The CRA wants their lot for a shopping center. The agency offered the Searles $232,000. If they don't accept the offer, the CRA has said it will force them to sell, using its powers of eminent domain.
"If I lose the place, it kills me," Searles said as we sat in his front room several days ago. ". . . I couldn't get a place like this for $232,000."
The CRA says that the Searles and a few other dissenters are a minority. As evidence, they cite continued votes of confidence from something called the Project Area Committee. Residents elect these 25-member committees in redevelopment areas to give the CRA grass-roots advice.
Searles and the other dissidents contend that the North Hollywood Project Area rigs its elections and is dominated by the North Hollywood Chamber of Commerce. "I went to vote and presented my drivers' license," one property owner told me. "I always have presented my driver's license (to prove eligibility to vote). This time, they said they needed my tax bills and utility bills."
Two city council members, Richard Allatore and Gloria Molina, have promised to look into the allegations.
What the council members fear is that there might not be support for the redevelopment project. And without that support, a fundamental question arises: Why redevelop Magnolia Boulevard at all?
I walked down the Valley's Melrose-to-be Monday. I parked nearby on Lankershim Boulevard, in front of a plain one-story building housing the West Coast Detectives World Headquarters. It was obvious what the CRA and the business people envision for Magnolia. A tall, sleek CRA-sponsored office, hotel and apartment complex that will include the home of the Academy of Television Arts and Science that already is being built. Farther on is Magnolia Towers, a CRA low-rent development for seniors.

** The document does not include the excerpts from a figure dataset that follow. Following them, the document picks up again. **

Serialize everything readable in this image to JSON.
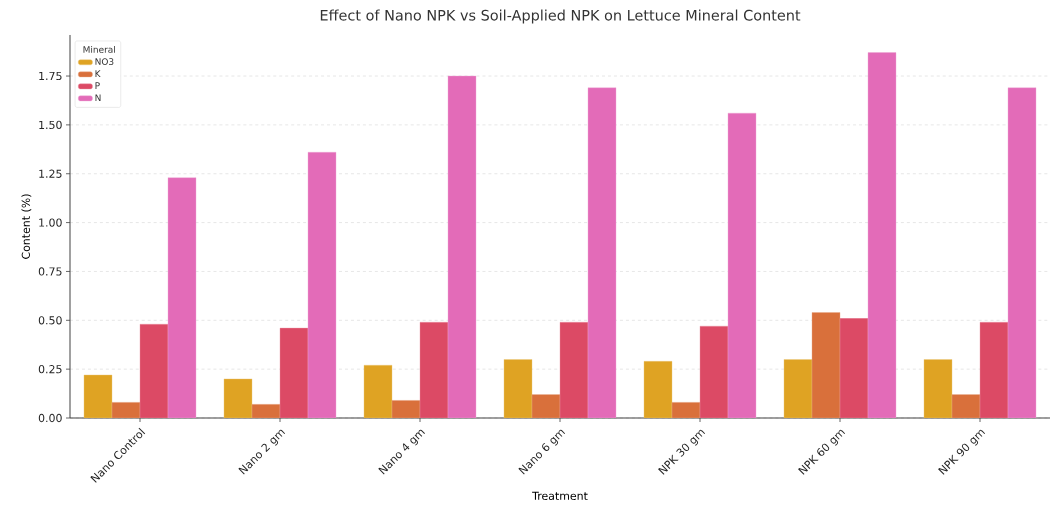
{
  "chart_data": {
    "type": "bar",
    "title": "Effect of Nano NPK vs Soil-Applied NPK on Lettuce Mineral Content",
    "xlabel": "Treatment",
    "ylabel": "Content (%)",
    "legend_title": "Mineral",
    "categories": [
      "Nano Control",
      "Nano 2 gm",
      "Nano 4 gm",
      "Nano 6 gm",
      "NPK 30 gm",
      "NPK 60 gm",
      "NPK 90 gm"
    ],
    "series": [
      {
        "name": "NO3",
        "color": "#dfa323",
        "values": [
          0.22,
          0.2,
          0.27,
          0.3,
          0.29,
          0.3,
          0.3
        ]
      },
      {
        "name": "K",
        "color": "#d9703b",
        "values": [
          0.08,
          0.07,
          0.09,
          0.12,
          0.08,
          0.54,
          0.12
        ]
      },
      {
        "name": "P",
        "color": "#dc4a65",
        "values": [
          0.48,
          0.46,
          0.49,
          0.49,
          0.47,
          0.51,
          0.49
        ]
      },
      {
        "name": "N",
        "color": "#e36bb8",
        "values": [
          1.23,
          1.36,
          1.75,
          1.69,
          1.56,
          1.87,
          1.69
        ]
      }
    ],
    "ylim": [
      0,
      1.96
    ],
    "yticks": [
      {
        "value": 0,
        "label": "0.00"
      },
      0.25,
      {
        "value": 0.5,
        "label": "0.50"
      },
      0.75,
      {
        "value": 1,
        "label": "1.00"
      },
      1.25,
      {
        "value": 1.5,
        "label": "1.50"
      },
      1.75
    ],
    "grid": "y",
    "legend": "top left"
  }
}
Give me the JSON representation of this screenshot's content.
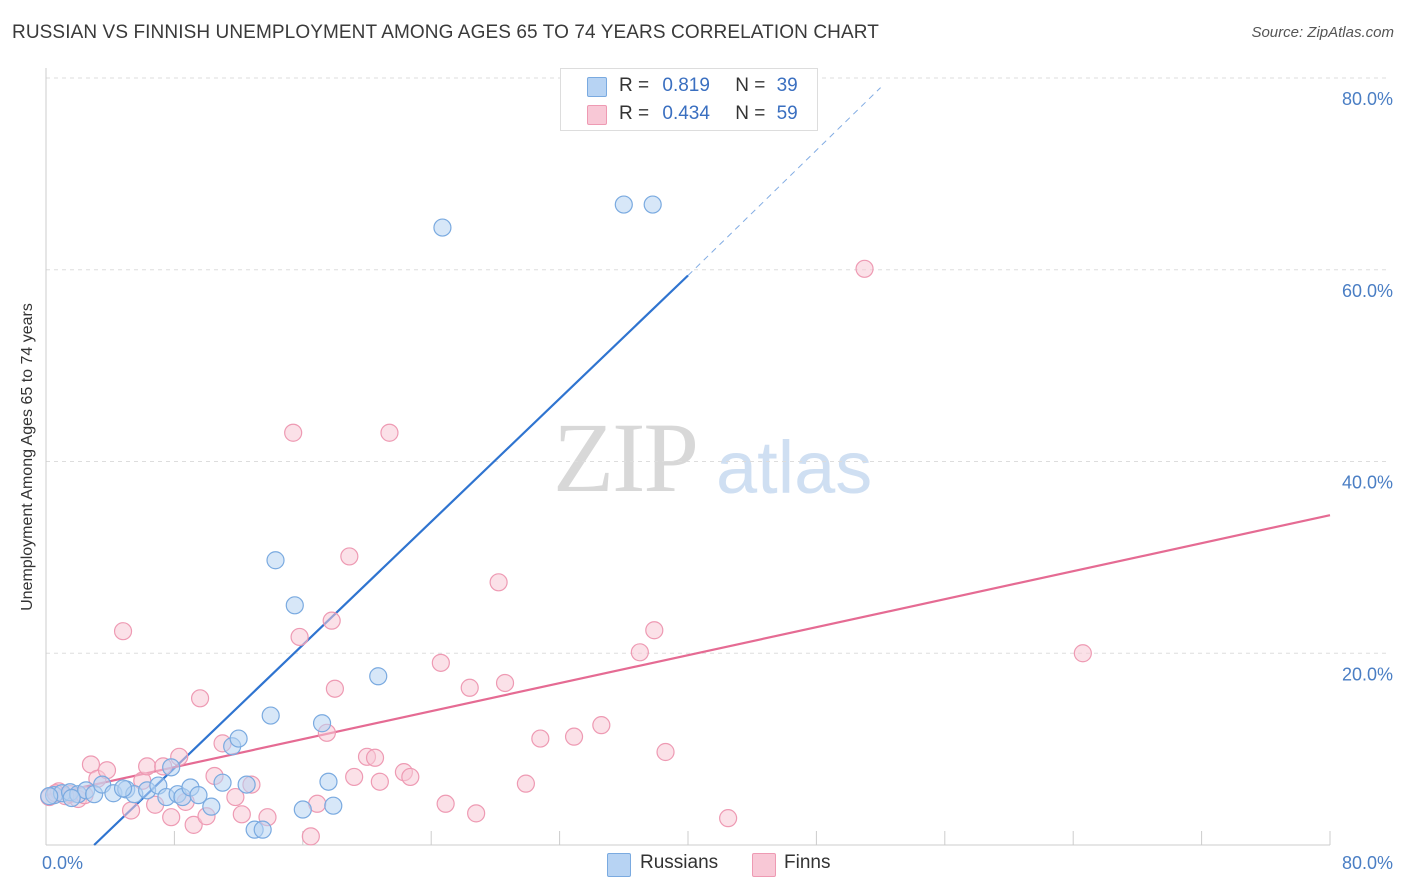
{
  "header": {
    "title": "RUSSIAN VS FINNISH UNEMPLOYMENT AMONG AGES 65 TO 74 YEARS CORRELATION CHART",
    "source": "Source: ZipAtlas.com"
  },
  "watermark": {
    "zip": "ZIP",
    "atlas": "atlas"
  },
  "legend": {
    "rows": [
      {
        "r_label": "R =",
        "r_value": "0.819",
        "n_label": "N =",
        "n_value": "39"
      },
      {
        "r_label": "R =",
        "r_value": "0.434",
        "n_label": "N =",
        "n_value": "59"
      }
    ]
  },
  "bottom_legend": {
    "russians": "Russians",
    "finns": "Finns"
  },
  "colors": {
    "russians_fill": "#b7d3f3",
    "russians_stroke": "#7aaae0",
    "russians_line": "#2f74d0",
    "finns_fill": "#f8c8d6",
    "finns_stroke": "#ee9ab3",
    "finns_line": "#e56b93",
    "grid": "#dddddd",
    "tick_text": "#4a7ec4"
  },
  "chart_data": {
    "type": "scatter",
    "title": "RUSSIAN VS FINNISH UNEMPLOYMENT AMONG AGES 65 TO 74 YEARS CORRELATION CHART",
    "xlabel": "",
    "ylabel": "Unemployment Among Ages 65 to 74 years",
    "xlim": [
      0,
      80
    ],
    "ylim": [
      0,
      80
    ],
    "x_tick_labels": [
      "0.0%",
      "80.0%"
    ],
    "y_tick_labels": [
      "20.0%",
      "40.0%",
      "60.0%",
      "80.0%"
    ],
    "y_ticks": [
      20,
      40,
      60,
      80
    ],
    "series": [
      {
        "name": "Russians",
        "r": 0.819,
        "n": 39,
        "trend": {
          "x0": 3.0,
          "y0": 0.0,
          "x1": 40.0,
          "y1": 59.4,
          "dash_x1": 52.0,
          "dash_y1": 79.0
        },
        "points": [
          [
            0.5,
            5.2
          ],
          [
            1.0,
            5.4
          ],
          [
            1.5,
            5.5
          ],
          [
            2.0,
            5.3
          ],
          [
            2.5,
            5.7
          ],
          [
            3.0,
            5.3
          ],
          [
            3.5,
            6.3
          ],
          [
            4.2,
            5.4
          ],
          [
            5.0,
            5.8
          ],
          [
            5.5,
            5.3
          ],
          [
            6.3,
            5.7
          ],
          [
            7.0,
            6.2
          ],
          [
            7.5,
            5.0
          ],
          [
            7.8,
            8.1
          ],
          [
            8.2,
            5.3
          ],
          [
            8.5,
            5.0
          ],
          [
            9.0,
            6.0
          ],
          [
            9.5,
            5.2
          ],
          [
            10.3,
            4.0
          ],
          [
            11.0,
            6.5
          ],
          [
            11.6,
            10.3
          ],
          [
            12.0,
            11.1
          ],
          [
            12.5,
            6.3
          ],
          [
            13.0,
            1.6
          ],
          [
            13.5,
            1.6
          ],
          [
            14.0,
            13.5
          ],
          [
            14.3,
            29.7
          ],
          [
            15.5,
            25.0
          ],
          [
            16.0,
            3.7
          ],
          [
            17.2,
            12.7
          ],
          [
            17.6,
            6.6
          ],
          [
            17.9,
            4.1
          ],
          [
            20.7,
            17.6
          ],
          [
            24.7,
            64.4
          ],
          [
            36.0,
            66.8
          ],
          [
            37.8,
            66.8
          ],
          [
            0.2,
            5.1
          ],
          [
            1.6,
            4.9
          ],
          [
            4.8,
            5.9
          ]
        ]
      },
      {
        "name": "Finns",
        "r": 0.434,
        "n": 59,
        "trend": {
          "x0": 0.0,
          "y0": 5.2,
          "x1": 80.0,
          "y1": 34.4
        },
        "points": [
          [
            0.2,
            5.0
          ],
          [
            0.8,
            5.6
          ],
          [
            1.5,
            5.3
          ],
          [
            2.0,
            4.8
          ],
          [
            2.8,
            8.4
          ],
          [
            3.2,
            6.9
          ],
          [
            3.8,
            7.8
          ],
          [
            4.8,
            22.3
          ],
          [
            5.3,
            3.6
          ],
          [
            6.0,
            6.7
          ],
          [
            6.3,
            8.2
          ],
          [
            6.8,
            4.2
          ],
          [
            7.3,
            8.2
          ],
          [
            7.8,
            2.9
          ],
          [
            8.3,
            9.2
          ],
          [
            8.7,
            4.5
          ],
          [
            9.2,
            2.1
          ],
          [
            9.6,
            15.3
          ],
          [
            10.0,
            3.0
          ],
          [
            10.5,
            7.2
          ],
          [
            11.0,
            10.6
          ],
          [
            11.8,
            5.0
          ],
          [
            12.2,
            3.2
          ],
          [
            12.8,
            6.3
          ],
          [
            13.8,
            2.9
          ],
          [
            15.4,
            43.0
          ],
          [
            15.8,
            21.7
          ],
          [
            16.5,
            0.9
          ],
          [
            16.9,
            4.3
          ],
          [
            17.5,
            11.7
          ],
          [
            17.8,
            23.4
          ],
          [
            18.0,
            16.3
          ],
          [
            18.9,
            30.1
          ],
          [
            19.2,
            7.1
          ],
          [
            20.0,
            9.2
          ],
          [
            20.5,
            9.1
          ],
          [
            20.8,
            6.6
          ],
          [
            21.4,
            43.0
          ],
          [
            22.3,
            7.6
          ],
          [
            22.7,
            7.1
          ],
          [
            24.6,
            19.0
          ],
          [
            24.9,
            4.3
          ],
          [
            26.4,
            16.4
          ],
          [
            26.8,
            3.3
          ],
          [
            28.2,
            27.4
          ],
          [
            28.6,
            16.9
          ],
          [
            29.9,
            6.4
          ],
          [
            30.8,
            11.1
          ],
          [
            32.9,
            11.3
          ],
          [
            34.6,
            12.5
          ],
          [
            37.0,
            20.1
          ],
          [
            37.9,
            22.4
          ],
          [
            38.6,
            9.7
          ],
          [
            42.5,
            2.8
          ],
          [
            51.0,
            60.1
          ],
          [
            64.6,
            20.0
          ],
          [
            1.2,
            5.1
          ],
          [
            2.4,
            5.2
          ],
          [
            0.6,
            5.4
          ]
        ]
      }
    ]
  }
}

Also on Magnolia, though, Western Surplus was selling guns, ammo and clothes--nothing more fashionable than L.A. Gear shoes. Down the street was the Survival Store, which displayed in its window such books as "The Art Of Getting Even--The Do It Yourself Justice Manual," "Combat: House to House," and "Hardcore Poaching." Down the street were the North Hollywood Billiards Parlor and three stores selling used clothes. A few doors away was T-Wheels & Deals, advertising tires as low as $1.85.
Of course, the real Melrose Avenue wasn't so chic a few years ago. Then interior decorator shops moved east from West Hollywood into Los Angeles. Clothing shops and restaurants followed. Melrose Avenue redeveloped itself, or at least private enterprise did. No tax dollars were needed.
The point is, these neighborhood transformations sometimes just happen naturally in cities. And they work better that way. Melrose Avenue is more fun than the CRA's downtown Los Angeles.
Leave Magnolia alone, and the fashionable people may someday discover Kathy's Vintages and Razamataz, a second-hand clothing store. And nearby, that small used book store on Lankershim may yet attract the literati.
And until that happens, Magnolia Boulevard will still be of value. Where else can you buy a tire for $1.85?